Eppure proprio come scriveva Hölderlin "Wo aber Gefahr ist, wächst das Rettende auch".
A confermarcelo è l'altra vicenda dei nostri giorni, che ha radici altrettanto lontane: la storia di uomini e di donne che credendo nel Comune da realizzarsi, da vivere ogni giorno, consapevoli che la scienza è il risultato dell’interazione di tutti gli esseri umani fra loro, producono, cooperando fra loro, al di là di ogni formalismo contrattuale, mercantile e utilitarista, conoscenza e cultura. Tante esperienze di produzione e fruizione della conoscenza scientifica contro le nuove enclosures, che hanno trovato nello sviluppo dell'informatica ed in internet un primo strumento di diffusione e che dimostrano che la condivisione non solamente è una pratica possibile ma anche vincente, capace di garantire una migliore innovazione tecnologica e creare anche sviluppo e ricchezza. Tanti sistemi open source: dal software rilasciato mediante licenze che ne garantiscono la libera distribuzione, riviste e database open access che infrangono il segreto imposto dalle imprese sulle basi conoscitive, espressioni della creatività artistica che trovano nuove forme di tutela, liberate dall’individualismo proprietario. Tanti laboratori virtuali che lavorano in rete senza che gli obiettivi di ricerca siano dettati dalle imprese con la catena calibrata sulle esigenze di immediato ritorno degli investimenti.
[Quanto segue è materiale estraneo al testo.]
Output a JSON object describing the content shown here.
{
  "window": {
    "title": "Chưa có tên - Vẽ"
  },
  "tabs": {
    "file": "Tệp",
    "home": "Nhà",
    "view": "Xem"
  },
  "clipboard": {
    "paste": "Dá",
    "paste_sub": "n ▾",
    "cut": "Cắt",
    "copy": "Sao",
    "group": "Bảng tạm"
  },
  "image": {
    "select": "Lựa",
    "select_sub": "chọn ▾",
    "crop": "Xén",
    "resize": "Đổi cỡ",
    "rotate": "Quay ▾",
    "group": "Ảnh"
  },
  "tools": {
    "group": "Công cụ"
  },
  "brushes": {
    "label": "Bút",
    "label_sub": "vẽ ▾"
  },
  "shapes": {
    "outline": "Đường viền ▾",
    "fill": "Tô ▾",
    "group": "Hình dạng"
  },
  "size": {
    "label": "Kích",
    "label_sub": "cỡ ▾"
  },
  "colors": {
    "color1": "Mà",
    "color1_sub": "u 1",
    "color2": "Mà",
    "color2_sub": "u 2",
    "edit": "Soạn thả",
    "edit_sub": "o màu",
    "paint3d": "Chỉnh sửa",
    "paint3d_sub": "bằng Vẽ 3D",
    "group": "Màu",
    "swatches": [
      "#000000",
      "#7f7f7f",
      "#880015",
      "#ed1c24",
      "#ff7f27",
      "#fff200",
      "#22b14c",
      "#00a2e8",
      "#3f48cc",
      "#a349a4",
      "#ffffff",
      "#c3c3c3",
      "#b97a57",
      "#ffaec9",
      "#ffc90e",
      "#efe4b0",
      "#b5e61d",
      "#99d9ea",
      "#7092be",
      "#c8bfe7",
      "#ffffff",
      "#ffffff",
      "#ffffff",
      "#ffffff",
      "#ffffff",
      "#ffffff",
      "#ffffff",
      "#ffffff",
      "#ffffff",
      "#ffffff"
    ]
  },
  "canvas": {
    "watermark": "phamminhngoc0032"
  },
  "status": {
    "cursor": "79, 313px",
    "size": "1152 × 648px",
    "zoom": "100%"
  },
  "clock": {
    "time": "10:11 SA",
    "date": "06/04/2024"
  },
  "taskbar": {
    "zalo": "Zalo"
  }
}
Sì anche la ricerca "fine a se stessa"!
La turris eburnea dell'Accademia, che si era consolidata grazie al monopolio dell'informazione, incomincia a scricchiolare e con lei ogni barriera di potere all'accesso culturale ed alla scienza. Ma è possibile un processo di costruzione sociale di tecnologie che riguardino ambiti diversi da quello informatico?
Archeomatica ha colto in questi mesi, nel settore dei beni culturali, i segni di questa volontà di autorganizzazione della ricerca, di fare rete al di là degli steccati accademici, ed intende proseguire con entusiasmo e forse con un briciolo di utopia ad offrire il suo piccolo contributo di stimoli e di connessioni, perché il processo di autorganizzazione del sapere e delle informazioni si sviluppi nel settore del patrimonio culturale anche con lo scopo di agevolare fruizione del patrimonio. La nostra ricchezza, ma non nel senso che intendevano i protagonisti dell’Hochkapitalismus e intendono i loro tardi epigoni contemporanei.